CARDIN CALLS FOR EXPANDED REGIONAL COOPERATION TO RENEW THE HEALTH OF THE CHESAPEAKE BAY
Washington, DC - U.S. Senator Benjamin L. Cardin (D-MD) , chairman of the Water and Wildlife Subcommittee of the Senate Environment and Public Works Committee, today called for expanded clean water authority and more robust interstate cooperation to help renew the health of the Chesapeake Bay. Senator Cardin made his remarks at the second in a series of hearings leading up to the introduction of legislation to reauthorize the Chesapeake Bay program.
"The Chesapeake Bay and its watershed are in trouble. The Bay continues to have poor water quality, degraded habitats and low populations of many species of fish and shellfish. In the 25 years since the Chesapeake Bay program started, there are five millions more of us in the region, and the size of our impact has grown twice as fast as our population rate.
"Without the Bay Program, the health of the Chesapeake would undoubtedly be worse than it is. The Chesapeake Bay Program has played a critical role in stemming the tide of pollution. What success we have seen has been because the program focuses on the entire watershed; involves all the key stakeholders; and is based on sound science. But barely holding our own is not good enough. To build on this, we need significant changes to make the significant improvements so urgently needed.
"Working with my colleagues, I intend to introduce legislation in the coming months to reauthorize the Chesapeake Bay Program. In addition to expanded federal resources, the key components of this legislation will provide comprehensive, enforceable, and verifiable standards and requirements throughout the Watershed area. Pollution does not stop at state lines and neither should our revitalization efforts. We must all continue to work together if we want to see further progress toward a healthy, sustainable Chesapeake Bay."
The Chesapeake Bay, the nation's largest estuary, encompasses 64,000 square miles. Its watershed is home to more than 17 million people, with tributaries in Delaware, Maryland, New York, Pennsylvania, Virginia, West Virginia and the District of Columbia. By statute, the Chesapeake Bay Program is a joint federal-state partnership, predominantly led by states within the Chesapeake Bay Watershed.

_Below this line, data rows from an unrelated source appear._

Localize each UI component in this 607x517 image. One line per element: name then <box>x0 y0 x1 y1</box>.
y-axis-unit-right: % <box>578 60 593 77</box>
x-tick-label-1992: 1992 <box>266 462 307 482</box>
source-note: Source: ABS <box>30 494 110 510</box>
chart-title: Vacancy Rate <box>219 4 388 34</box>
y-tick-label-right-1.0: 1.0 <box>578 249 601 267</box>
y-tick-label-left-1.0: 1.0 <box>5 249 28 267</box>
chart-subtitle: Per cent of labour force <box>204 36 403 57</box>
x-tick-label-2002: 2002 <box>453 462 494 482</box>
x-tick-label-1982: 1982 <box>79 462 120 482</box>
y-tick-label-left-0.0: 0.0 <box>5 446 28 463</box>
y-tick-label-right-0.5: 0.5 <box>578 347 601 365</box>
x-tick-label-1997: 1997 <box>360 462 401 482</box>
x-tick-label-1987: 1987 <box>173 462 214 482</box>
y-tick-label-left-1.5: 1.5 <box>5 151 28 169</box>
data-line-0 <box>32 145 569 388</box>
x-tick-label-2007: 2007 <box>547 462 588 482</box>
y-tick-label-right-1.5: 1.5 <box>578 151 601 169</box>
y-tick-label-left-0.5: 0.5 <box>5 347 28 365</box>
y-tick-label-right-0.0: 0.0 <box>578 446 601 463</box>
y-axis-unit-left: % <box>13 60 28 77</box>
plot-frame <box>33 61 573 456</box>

A recent report from the University of Maryland Center for Environmental Science finds that the ecological health of the Chesapeake Bay remains poor. The Bay continues to have poor water quality, degraded habitats and low populations of many species of fish and shellfish. The main sources of pollutants in the Chesapeake Bay are urban and suburban runoff, wastewater, agriculture, and airborne contaminants. One of the greatest challenges to restoration is continued population growth and development, which impacts forests, wetlands and other natural areas, and is offsetting cleanup efforts.